What kind of snail is it?? I found my bettas will attack snails that are small (ramshorn and pond snails) but my nerite has such small antennae and moves so slow they don't bother her at all. Don't even know she's there. 

I do have a single pond snail which I find every water change. Somehow my gravel vacuuming doesn't squat and kill it. There is not enough food for it to make babies though. 
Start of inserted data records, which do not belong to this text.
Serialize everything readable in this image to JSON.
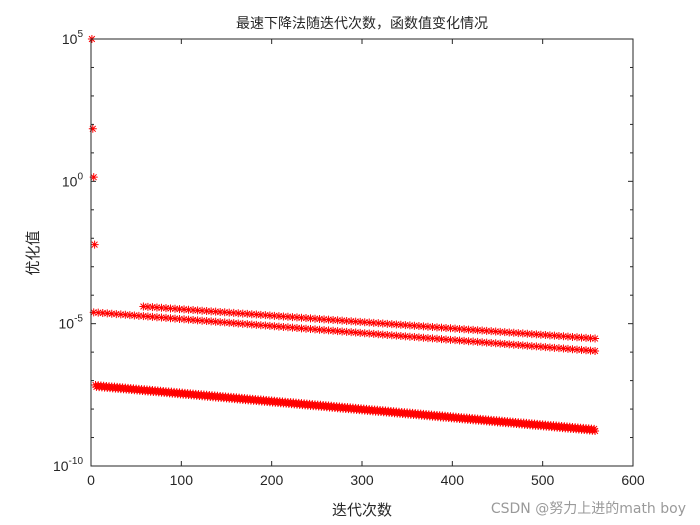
{
  "chart_data": {
    "type": "scatter",
    "title": "最速下降法随迭代次数，函数值变化情况",
    "xlabel": "迭代次数",
    "ylabel": "优化值",
    "xlim": [
      0,
      600
    ],
    "ylim": [
      1e-10,
      100000.0
    ],
    "yscale": "log",
    "grid": false,
    "marker": "*",
    "color": "#ff0000",
    "x_ticks": [
      "0",
      "100",
      "200",
      "300",
      "400",
      "500",
      "600"
    ],
    "y_ticks": [
      {
        "base": "10",
        "exp": "-10",
        "value": 1e-10
      },
      {
        "base": "10",
        "exp": "-5",
        "value": 1e-05
      },
      {
        "base": "10",
        "exp": "0",
        "value": 1
      },
      {
        "base": "10",
        "exp": "5",
        "value": 100000.0
      }
    ],
    "series": [
      {
        "segment": "initial iterations",
        "points": [
          [
            1,
            100000
          ],
          [
            2,
            70
          ],
          [
            3,
            1.4
          ],
          [
            4,
            0.006
          ]
        ]
      },
      {
        "segment": "upper band",
        "x_start": 58,
        "x_end": 558,
        "step": 5,
        "y_start": 4e-05,
        "y_end": 3e-06
      },
      {
        "segment": "middle band",
        "x_start": 3,
        "x_end": 558,
        "step": 5,
        "y_start": 2.5e-05,
        "y_end": 1.1e-06
      },
      {
        "segment": "lower band a",
        "x_start": 5,
        "x_end": 558,
        "step": 3,
        "y_start": 7e-08,
        "y_end": 2e-09
      },
      {
        "segment": "lower band b",
        "x_start": 6,
        "x_end": 558,
        "step": 3,
        "y_start": 6e-08,
        "y_end": 1.7e-09
      }
    ]
  },
  "watermark": "CSDN @努力上进的math boy"
}
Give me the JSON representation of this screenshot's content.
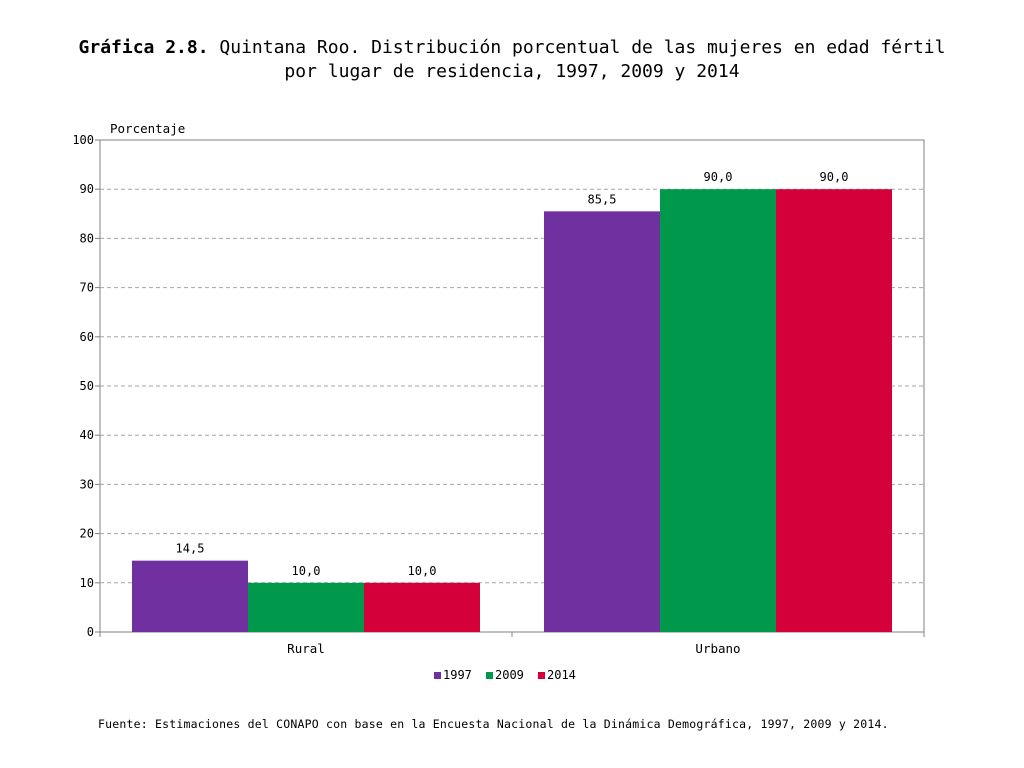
{
  "title": {
    "bold": "Gráfica 2.8.",
    "rest": " Quintana Roo. Distribución porcentual de las mujeres en edad fértil",
    "line2": "por lugar de residencia, 1997, 2009 y 2014"
  },
  "footnote": "Fuente: Estimaciones del CONAPO con base en la Encuesta Nacional de la Dinámica Demográfica, 1997, 2009 y 2014.",
  "chart_data": {
    "type": "bar",
    "ylabel": "Porcentaje",
    "xlabel": "",
    "ylim": [
      0,
      100
    ],
    "yticks": [
      0,
      10,
      20,
      30,
      40,
      50,
      60,
      70,
      80,
      90,
      100
    ],
    "categories": [
      "Rural",
      "Urbano"
    ],
    "series": [
      {
        "name": "1997",
        "values": [
          14.5,
          85.5
        ],
        "labels": [
          "14,5",
          "85,5"
        ],
        "color": "#7030a0"
      },
      {
        "name": "2009",
        "values": [
          10.0,
          90.0
        ],
        "labels": [
          "10,0",
          "90,0"
        ],
        "color": "#00994c"
      },
      {
        "name": "2014",
        "values": [
          10.0,
          90.0
        ],
        "labels": [
          "10,0",
          "90,0"
        ],
        "color": "#d4003a"
      }
    ],
    "grid": "horizontal-dashed",
    "legend_position": "bottom"
  }
}
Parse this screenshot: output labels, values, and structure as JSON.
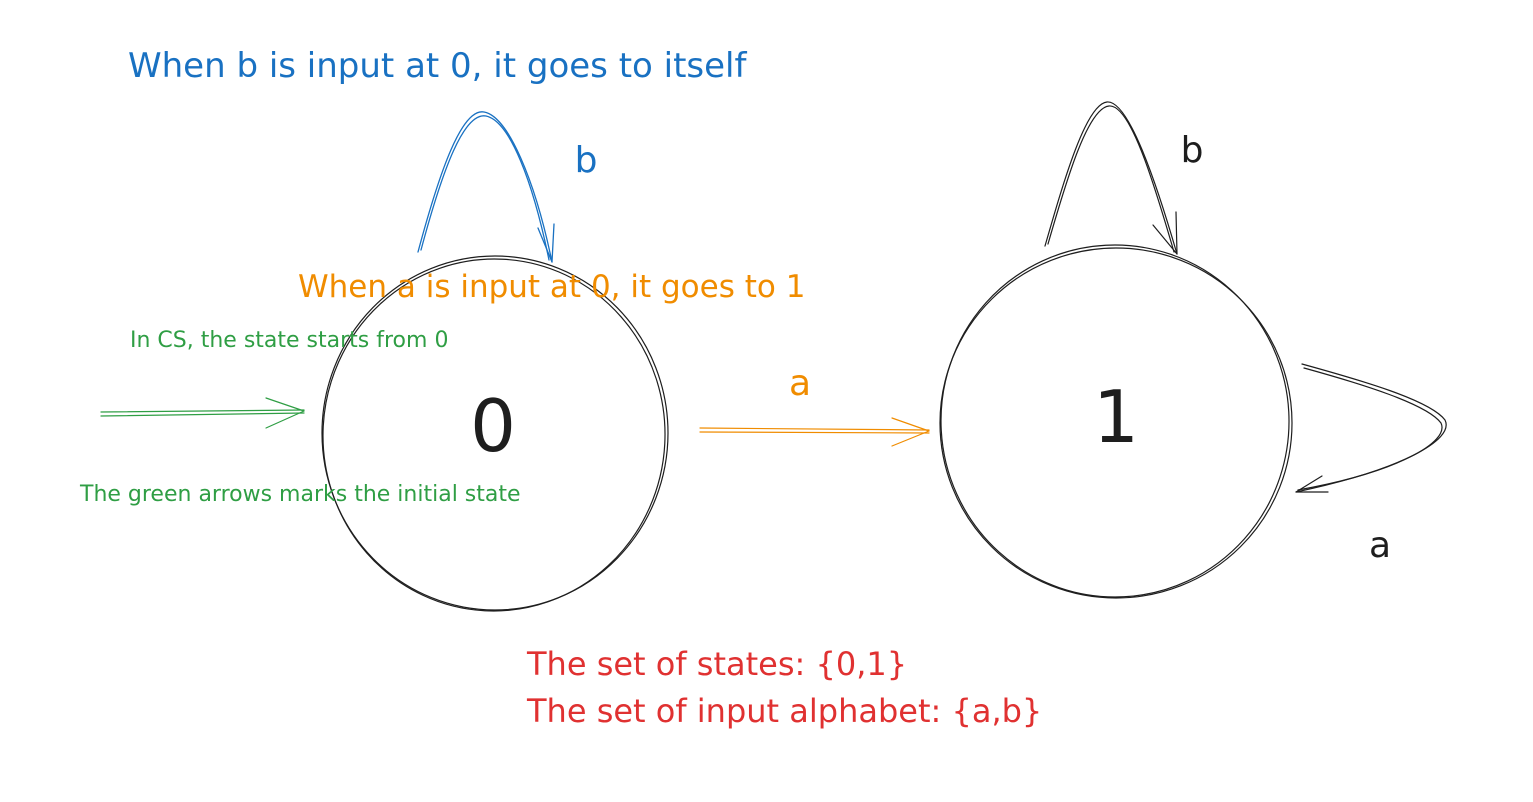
{
  "colors": {
    "blue": "#1971c2",
    "orange": "#f08c00",
    "green": "#2f9e44",
    "red": "#e03131",
    "black": "#1e1e1e"
  },
  "annotations": {
    "self_loop_b_at_0": "When b is input at 0, it goes to itself",
    "transition_a_0_to_1": "When a is input at 0, it goes to 1",
    "cs_start_note": "In CS, the state starts from 0",
    "initial_state_note": "The green arrows marks the initial state"
  },
  "states": [
    {
      "label": "0"
    },
    {
      "label": "1"
    }
  ],
  "transitions": {
    "loop_0_b": "b",
    "edge_0_1_a": "a",
    "loop_1_b": "b",
    "loop_1_a": "a"
  },
  "summary": {
    "states_line": "The set of states: {0,1}",
    "alphabet_line": "The set of input alphabet: {a,b}"
  }
}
If you're worried about the snail (in case the betta picks off its eyes/antennae) then return it to the store for full refund or move it to another tank. Good luck!


----------



## itsuki (Jan 10, 2013)

weird thing about my veiltale betta. i bought 2 mystery snails. my betta nips the golden mystery snail but wont touch the blue mystery snail. the blue is slightly bigger but not by much. he hates malaysian trumpet snails too but my halfmoon double tail male is ok with both, but hates oto catfish (the veil is fine with them), so u just gotta mix and match and see who theyre compatible with.


----------



## redSunny806 (Jun 8, 2013)

Laki, when you said your nerite snail moves so slow, what kind of snail do you mean? I have a tiger nerite snail and it moves soo fast around my betta tank. And my betta Sunny keeps on attacking the snail just like what Angiemw said. One day, I found a white snail at a lake and took it home to put it in my tank. The funny thing is, my betta completely ignores the new white snail,he doesn't even look at the white snail even if it's bigger than my small tiger nerite snail.I had the nerite for a month now and still, Sunny always goes to the tiger nerite, he flares, nibbles on it, and beat his fins really fast for some reason. I'm sorta having the same problem too.


----------



## marblethebettasowner (Nov 28, 2017)

Hi, I'm having a small problem, I just put in two snails, both mystery, one blue, one black, and my poor betta just seems annoyed and agitated now. Does anyone know why?


----------